Seul moment de « presque » légèreté : dès l’intro, Cave, en blouse d’artisan, confie avoir suivi les conseils du gouvernement britannique, prodigués aux musiciens victimes du Brexit puis de la pandémie, de se reconvertir. Il se serait donc mis à la céramique, proposant une série de figurines de Satan racontant les étapes de la vie du Malin. Celle d’un homme passant de succès en déceptions, de bonheurs en blessures et tourments. Bref, celles de tout un chacun. Et de Nick Cave en particulier, ange noir d’un rock destructeur et impitoyable qui a été rappelé à la cruelle réalité.

Après Fantôme, les deux hommes (accompagnés de musiciens occasionnels ou d’un chœur, comme sur scène actuellement) enchaînent sur Carnage, l’album du retour à la vie, conçu en plein confinement à Los Angeles. Un disque toujours nourri de la nouvelle alchimie et de la dynamique sonique concoctées par Ellis et ses divers instruments (de son violon crissant à ses drôles de claviers), Cave y renouant avec un style plus lyrique et halluciné, un pied dans la vérité d’ un monde ébranlé (le sien, mais aussi une planète à l’heure du Covid et d’un repli généralisé), un autre où il laisse libre cours à son imaginaire débridé, ces visions extrêmes autorisées par l’art et la culture qui aide à la survie.

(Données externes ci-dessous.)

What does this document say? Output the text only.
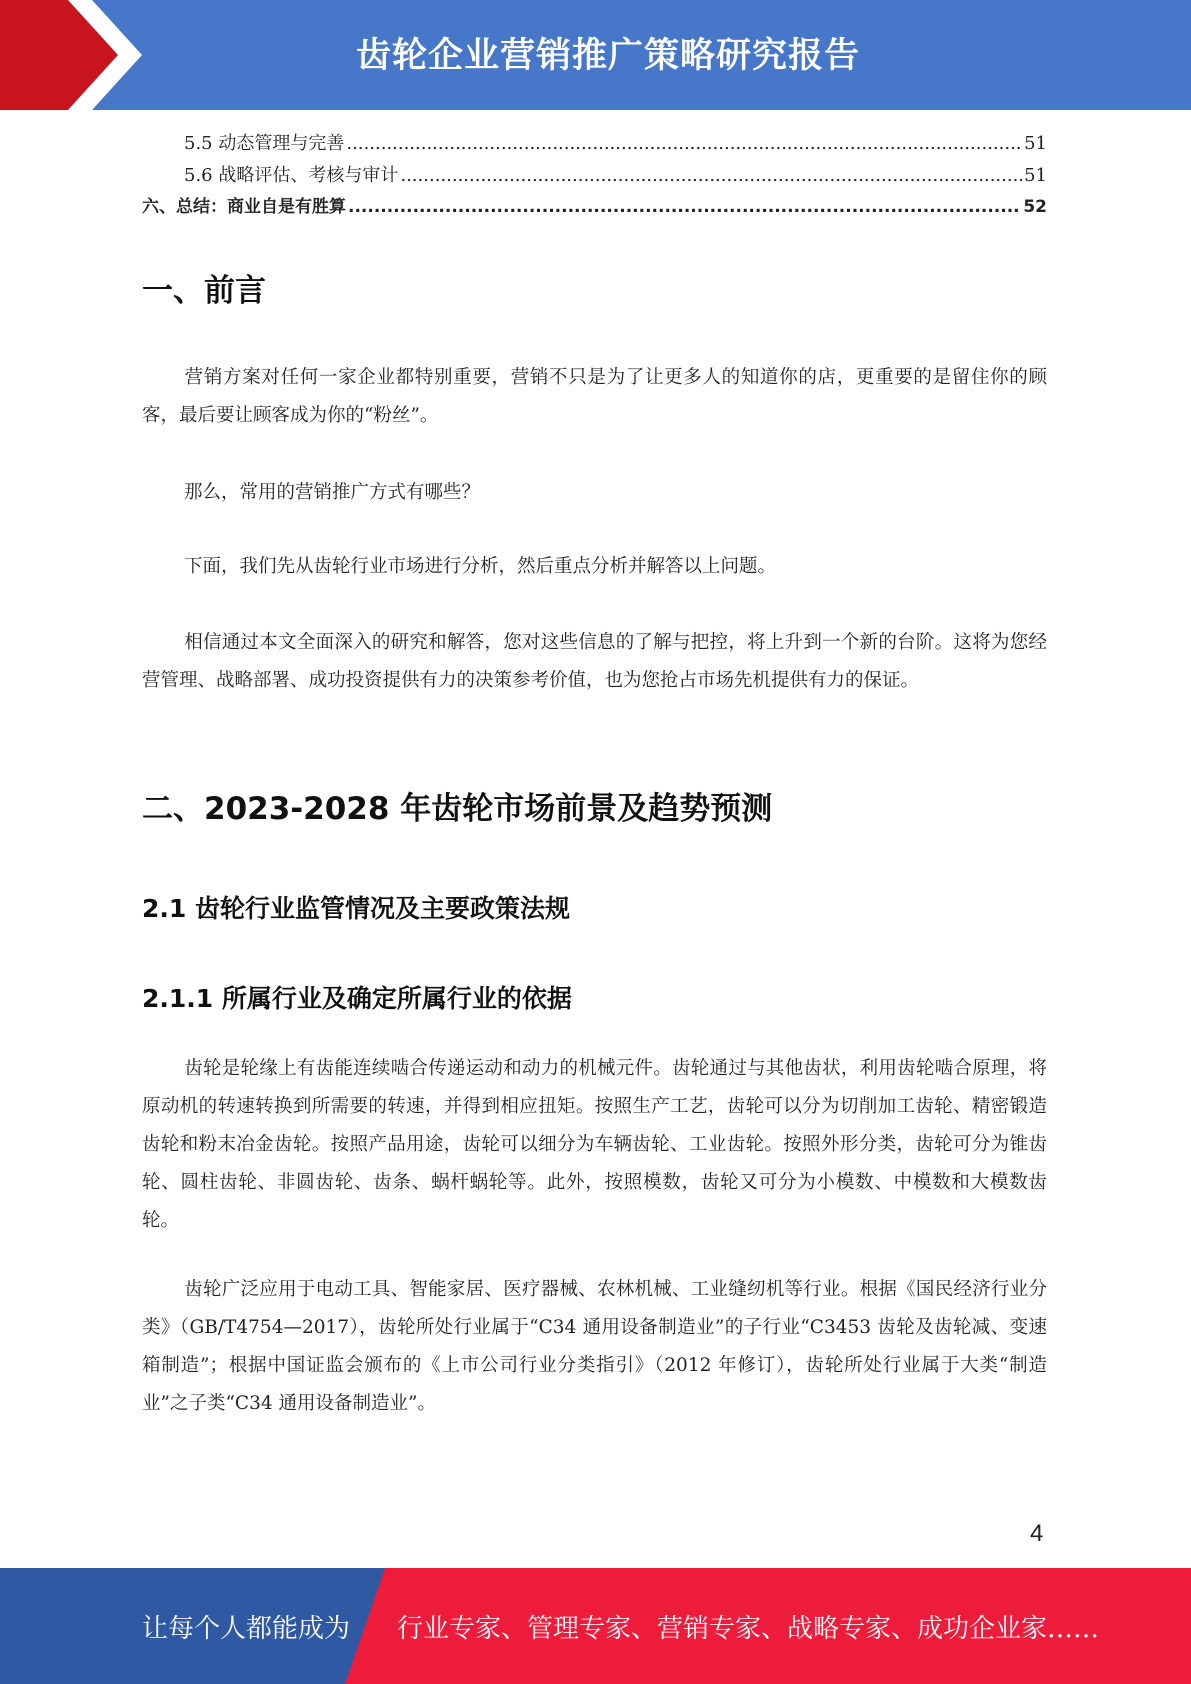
齿轮企业营销推广策略研究报告
5.5 动态管理与完善 .....	51
5.6 战略评估、考核与审计 .....	51
六、总结：商业自是有胜算 .....	52
一、前言

营销方案对任何一家企业都特别重要，营销不只是为了让更多人的知道你的店，更重要的是留住你的顾客，最后要让顾客成为你的“粉丝”。

那么，常用的营销推广方式有哪些？

下面，我们先从齿轮行业市场进行分析，然后重点分析并解答以上问题。

相信通过本文全面深入的研究和解答，您对这些信息的了解与把控，将上升到一个新的台阶。这将为您经营管理、战略部署、成功投资提供有力的决策参考价值，也为您抢占市场先机提供有力的保证。

二、2023-2028 年齿轮市场前景及趋势预测
2.1 齿轮行业监管情况及主要政策法规
2.1.1 所属行业及确定所属行业的依据

齿轮是轮缘上有齿能连续啮合传递运动和动力的机械元件。齿轮通过与其他齿状，利用齿轮啮合原理，将原动机的转速转换到所需要的转速，并得到相应扭矩。按照生产工艺，齿轮可以分为切削加工齿轮、精密锻造齿轮和粉末冶金齿轮。按照产品用途，齿轮可以细分为车辆齿轮、工业齿轮。按照外形分类，齿轮可分为锥齿轮、圆柱齿轮、非圆齿轮、齿条、蜗杆蜗轮等。此外，按照模数，齿轮又可分为小模数、中模数和大模数齿轮。

齿轮广泛应用于电动工具、智能家居、医疗器械、农林机械、工业缝纫机等行业。根据《国民经济行业分类》（GB/T4754—2017），齿轮所处行业属于“C34 通用设备制造业”的子行业“C3453 齿轮及齿轮减、变速箱制造”；根据中国证监会颁布的《上市公司行业分类指引》（2012 年修订），齿轮所处行业属于大类“制造业”之子类“C34 通用设备制造业”。

4
让每个人都能成为 行业专家、管理专家、营销专家、战略专家、成功企业家……
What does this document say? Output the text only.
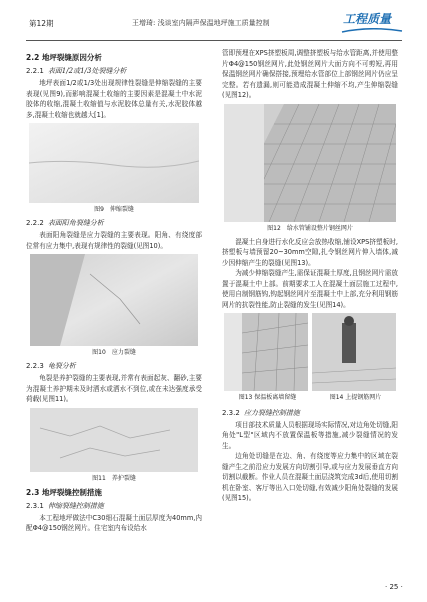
第12期	王增琦: 浅谈室内隔声保温地坪施工质量控制	工程质量
2.2 地坪裂缝原因分析
2.2.1 表面1/2或1/3处裂缝分析

地坪表面1/2或1/3处出现规律性裂缝是伸缩裂缝的主要表现(见图9),而影响混凝土收缩的主要因素是混凝土中水泥胶体的收缩,混凝土收缩值与水泥胶体总量有关,水泥胶体越多,混凝土收缩也就越大[1]。

图9 伸缩裂缝
2.2.2 表面阳角裂缝分析

表面阳角裂缝是应力裂缝的主要表现。阳角、有绕度部位常有应力集中,表现有规律性的裂缝(见图10)。

图10 应力裂缝
2.2.3 龟裂分析

龟裂是养护裂缝的主要表现,并常有表面起灰、翻砂,主要为混凝土养护期未及时洒水或洒水不到位,或在未达强度承受荷载(见图11)。

图11 养护裂缝
2.3 地坪裂缝控制措施
2.3.1 伸缩裂缝控制措施

本工程地坪做法中C30细石混凝土面层厚度为40mm,内配Φ4@150钢丝网片。住宅室内布设给水

管即预埋在XPS挤塑板周,调整挤塑板与给水管距离,并使用整片Φ4@150钢丝网片,此处钢丝网片大面方向不可剪短,再用保温钢丝网片确保搭接,预埋给水管部位上部钢丝网片仍应呈完整。若有遗漏,则可能造成混凝土伸缩不均,产生伸缩裂缝(见图12)。

图12 给水管铺设整片钢丝网片

混凝土自身进行水化反应会放热收缩,铺设XPS挤塑板时,挤塑板与墙预留20~30mm空隙,扎令钢丝网片伸入墙体,减少因伸缩产生的裂缝(见图13)。

为减少伸缩裂缝产生,需保证混凝土厚度,且钢丝网片需放置于混凝土中上部。前期要求工人在混凝土面层施工过程中,使用自制钢筋钩,钩起钢丝网片至混凝土中上部,充分利用钢筋网片的抗裂性能,防止裂缝的发生(见图14)。

图13 保温板离墙留缝	图14 上提钢筋网片
2.3.2 应力裂缝控制措施

项目部技术质量人员根据现场实际情况,对边角处切缝,阳角处"L型"区域内不放置保温板等措施,减少裂缝情况的发生。

边角处切缝是在边、角、有绕度等应力集中的区域在裂缝产生之前沿应力发展方向切割引导,或与应力发展垂直方向切割以截断。作业人员在混凝土面层浇筑完成3d后,使用切割机在卧室、客厅等出入口处切缝,有效减少阳角处裂缝的发展(见图15)。

· 25 ·
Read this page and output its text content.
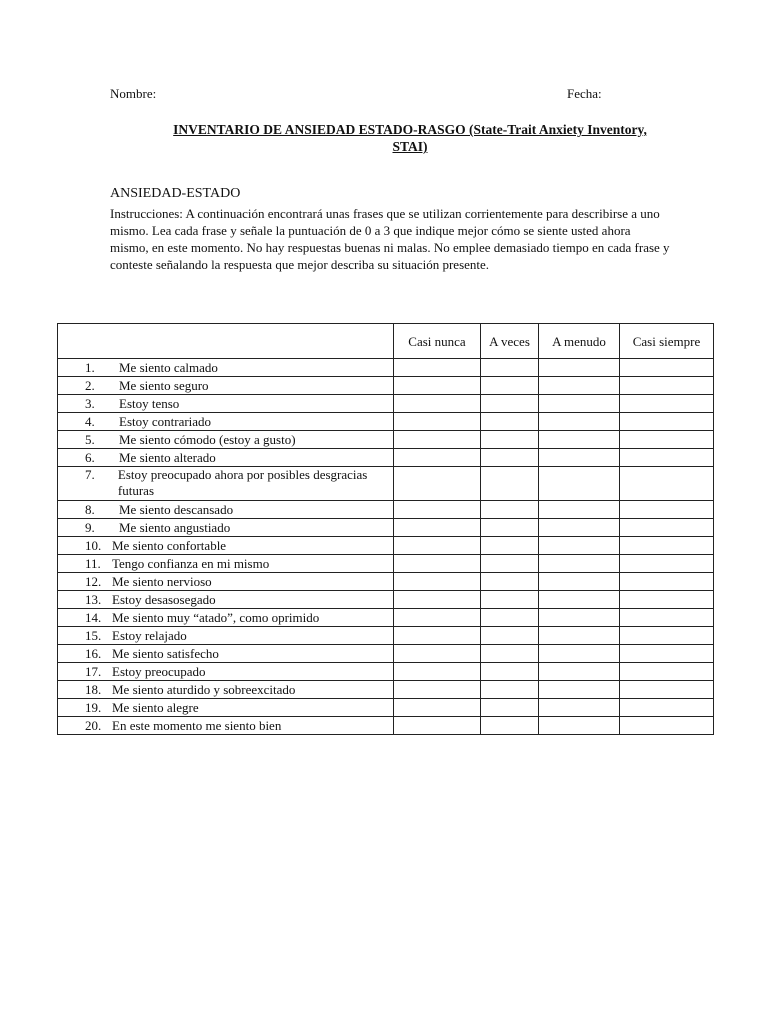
Nombre:	Fecha:
INVENTARIO DE ANSIEDAD ESTADO-RASGO (State-Trait Anxiety Inventory,
STAI)
ANSIEDAD-ESTADO
Instrucciones: A continuación encontrará unas frases que se utilizan corrientemente para describirse a uno mismo. Lea cada frase y señale la puntuación de 0 a 3 que indique mejor cómo se siente usted ahora mismo, en este momento. No hay respuestas buenas ni malas. No emplee demasiado tiempo en cada frase y conteste señalando la respuesta que mejor describa su situación presente.
	Casi nunca	A veces	A menudo	Casi siempre

1. Me siento calmado				

2. Me siento seguro				

3. Estoy tenso				

4. Estoy contrariado				

5. Me siento cómodo (estoy a gusto)				

6. Me siento alterado				

7. Estoy preocupado ahora por posibles desgracias futuras				

8. Me siento descansado				

9. Me siento angustiado				

10. Me siento confortable				

11. Tengo confianza en mi mismo				

12. Me siento nervioso				

13. Estoy desasosegado				

14. Me siento muy “atado”, como oprimido				

15. Estoy relajado				

16. Me siento satisfecho				

17. Estoy preocupado				

18. Me siento aturdido y sobreexcitado				

19. Me siento alegre				

20. En este momento me siento bien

Entre les chansons, toujours exécutées dans le cadre d’un studio, les deux hommes lâchent quelques confidences. Surtout Cave, toujours ouvert au doute et à l’interrogation. Mais assurant son rôle de conseiller, d’homme qui a souffert et qui sait. Le prêcheur furieux d’antan s’est mué en pasteur, en sage confiant.

Bad Seed Limited / MUBI

« Comment gérer tout ce que nous ne contrôlons pas dans notre vie ? L’important est de réaliser que nous ne contrôlons rien. Mais il nous reste toujours la liberté de réagir aux hasards de l’existence. On peut s’effondrer, être écrasé. Devenir américain. Ou puiser sa force dans les malheurs qui s’abattent sur nous », affirme celui qui prétendait autrefois que la compassion n’avait pas lieu d’être au sein des Bad Seeds. Nick Cave – qui a perdu un second fils, Jethro, cette année – n’est plus le rocker intransigeant d’antan, au regret de certains de ses fans de la première heure. Mais un homme qui a évolué et mûri, s’approche toujours plus de la sagesse et de l’humanité de deux de ses modèles, Johnny Cash et Leonard Cohen, que nombre de ses admirateurs ont suivi, rejoints par un nombre croissant de récents convertis , malgré un sens mélodique de plus en plus austère, quasi liturgique, et une musique éloignée des canons électrisants du rock. Cave propose même, sur la tournée, à ses fans un disque inédit de psaumes ou de « prières » déclamés.

« Autrefois, je me définissais comme un auteur et un musicien, le reste était secondaire. À présent, je suis avant tout un père, un mari… et accessoirement un musicien. »


À voir

r Ce que je sais être vrai, documentaire d’Andrew Dominik (Royaume-Uni, 2022). 106mn. Inédit. Disponible sur Mubi.